Basic usage

Getting started

In an empty folder

Glue is rather simple to setup, it includes a small bootstrapping utility to help you set things up. Start by requiring glue to your application:

$ composer init
$ composer require madewithlove/glue

Then run the following command:

$ vendor/bin/glue bootstrap
✓ Created public/builds
✓ Created resources/factories
✓ Created resources/migrations
✓ Created resources/views
✓ Created storage/cache
✓ Created storage/logs
✓ Created .env
✓ Created public/index.php
✓ Created console

In an existing folder structure

If you already have an existing structure, simply create a web-facing file (public/index.php or web/index.php or whatever).

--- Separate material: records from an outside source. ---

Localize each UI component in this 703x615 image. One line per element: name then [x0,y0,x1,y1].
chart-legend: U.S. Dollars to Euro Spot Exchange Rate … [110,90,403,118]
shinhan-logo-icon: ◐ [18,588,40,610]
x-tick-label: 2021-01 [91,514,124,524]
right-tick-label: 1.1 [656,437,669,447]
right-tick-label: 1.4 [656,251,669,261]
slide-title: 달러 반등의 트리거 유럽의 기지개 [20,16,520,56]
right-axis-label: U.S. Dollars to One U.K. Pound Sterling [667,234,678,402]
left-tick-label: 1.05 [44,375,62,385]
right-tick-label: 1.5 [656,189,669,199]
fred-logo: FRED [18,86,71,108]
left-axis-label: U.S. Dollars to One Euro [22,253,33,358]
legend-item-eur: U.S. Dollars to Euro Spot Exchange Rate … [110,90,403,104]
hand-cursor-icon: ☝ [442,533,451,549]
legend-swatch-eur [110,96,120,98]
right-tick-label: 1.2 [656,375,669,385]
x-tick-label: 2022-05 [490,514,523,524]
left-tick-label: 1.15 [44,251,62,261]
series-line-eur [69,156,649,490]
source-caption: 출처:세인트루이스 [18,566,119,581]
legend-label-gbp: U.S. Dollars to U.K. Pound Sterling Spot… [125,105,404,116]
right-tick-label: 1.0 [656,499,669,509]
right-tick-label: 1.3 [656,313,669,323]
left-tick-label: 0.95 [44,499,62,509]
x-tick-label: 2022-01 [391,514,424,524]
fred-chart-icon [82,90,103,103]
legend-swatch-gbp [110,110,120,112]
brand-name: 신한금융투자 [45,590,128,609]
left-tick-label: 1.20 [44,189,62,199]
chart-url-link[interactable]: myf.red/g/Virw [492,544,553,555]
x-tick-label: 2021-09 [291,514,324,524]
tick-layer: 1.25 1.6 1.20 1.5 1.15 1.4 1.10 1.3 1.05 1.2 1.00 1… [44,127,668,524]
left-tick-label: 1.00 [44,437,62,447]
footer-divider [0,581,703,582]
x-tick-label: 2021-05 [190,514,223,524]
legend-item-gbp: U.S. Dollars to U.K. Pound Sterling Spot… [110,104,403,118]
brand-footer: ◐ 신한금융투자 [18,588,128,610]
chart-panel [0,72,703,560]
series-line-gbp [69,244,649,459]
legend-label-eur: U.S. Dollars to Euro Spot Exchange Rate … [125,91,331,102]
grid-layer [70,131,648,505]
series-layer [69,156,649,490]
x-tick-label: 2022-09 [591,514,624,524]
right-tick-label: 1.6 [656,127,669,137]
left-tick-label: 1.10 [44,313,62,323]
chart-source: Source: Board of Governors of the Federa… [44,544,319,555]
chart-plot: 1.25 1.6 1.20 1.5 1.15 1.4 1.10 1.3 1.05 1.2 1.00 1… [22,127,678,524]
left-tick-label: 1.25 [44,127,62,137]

Create a new Glue application in it and call run on it:

public/index.php

require '../vendor/autoload.php';

$app = new Madewithlove\Glue\Glue();
$app->run();

Configuration

Creating a Glue instance

You configure the application by passing a ConfigurationInterface implementation to the constructor. The class accepts an array of various options:

<?php
use Madewithlove\Glue\Configuration\Configuration;
use Madewithlove\Glue\Glue;
use Madewithlove\ServiceProviders\Http\LeagueRouteServiceProvider;
use Madewithlove\Glue\Http\Middlewares\LeagueRouteMiddleware;
use Psr7Middlewares\Middleware\FormatNegotiator;

$app = new Glue(new Configuration([
    'namespace' => 'Acme',
    'debug' => getenv('APP_DEBUG'),
    'providers' => [
        LeagueRouteServiceProvider::class,
        Acme\My\Own\Provider::class,
    ],
    'middlewares' => [
        LeagueRouteMiddleware::class,
        FormatNegotiator::class,
    ],
    'paths'  => [
        'views' => __DIR__.'/paths/to/views',
    ],
]));

You can also configure it through a fluent interface if you prefer – here is the above example using methods instead:

<?php
use Madewithlove\Glue\Configuration\Configuration;
use Madewithlove\Glue\Glue;

$configuration = (new Configuration())
    ->setDebug(getenv('APP_DEBUG'))
    ->setNamespace('Acme')
    ->setServiceProviders([])
    ->setMiddlewares([])
    ->setPath('views', __DIR__.'/paths/to/views');

$app = new Glue($configuration);

If none is passed, Glue will use the DefaultConfiguration class which provides some functionnality out of the box (routing, database, logs, etc.).

Ultimately, the configuration is freeform and besides two keys (debug and paths) none of the values are really required. You can create your configuration however you'd like in whatever format you'd like. Make it a JSON, or a YAML file, use a third-party package, whatever you want. Only constraint is you have to pass a ConfigurationInterface to Glue, with the base Configuration class accepting an array.

Modifying the configuration

You can override certain parts of the configuration through the configure method:

<?php
$app = new Madewithlove\Glue\Glue(new MyConfiguration());

// This will override the `namespace` config value in `MyConfiguration`
$app->configure(['namespace' => 'MyApp']); // or
$app->configure('namespace', 'MyApp');

This method uses a recursive merge strategy so you can override specific providers from the DefaultConfiguration this way:

<?php
$app->configure([
    'providers' => [
        'view' => MyPlatesServiceProvider::class,
    ],
]);

Any configuration key passed to Glue will be bound on the container as config.{key}, per example if you need to share a configuration value amongst your application, simply pass it to the configuration:

// Will make `$this->container->get('config.my_key')` available in providers and such
$app->configure('my_key', 'some_value');

The Glue class also decorates the Configuration class so you can call methods on it directly. Check the ConfigurationInterface for a list of methods you can call.

<?php
$app = new Madewithlove\Glue\Glue(new Configuration());
$app->setServiceProviders([
    SomeProvider::class,
]);

$app->setDebug(getenv('APP_ENV'));

Environment variables

Some configuration, like database credentials and such, are fetched through environment variables. By default Glue will attempt to load an .env file in the root path if found, so you can define things there too.

Directory structure

While Glue doesn't assume any directory structure, here are the paths configured by the DefaultConfiguration:

'assets'     => 'public/builds',
'web'        => 'public',
'migrations' => 'resources/migrations',
'views'      => 'resources/views',
'cache'      => 'storage/cache',
'logs'       => 'storage/logs',

Those are of course only needed in case you use the related providers, if per example you don't use migrations, you won't need the migrations path, and so on. You can define any paths you want, they will then be available on the container as paths.{key}. Per example to get the path to the cache, you'd do $container->get('paths.cache')

Changing container

The application also implements ContainerAwareInterface so you can swap the container at any time:

<?php
$container = new SomeContainer();
$container->share(Foobar::class, function() {
    return new Foobar;
});

$app = new Madewithlove\Glue\Glue();
$app->setContainer($container);

The container can be any implementation of PSR11 or an Acclimate compatible container.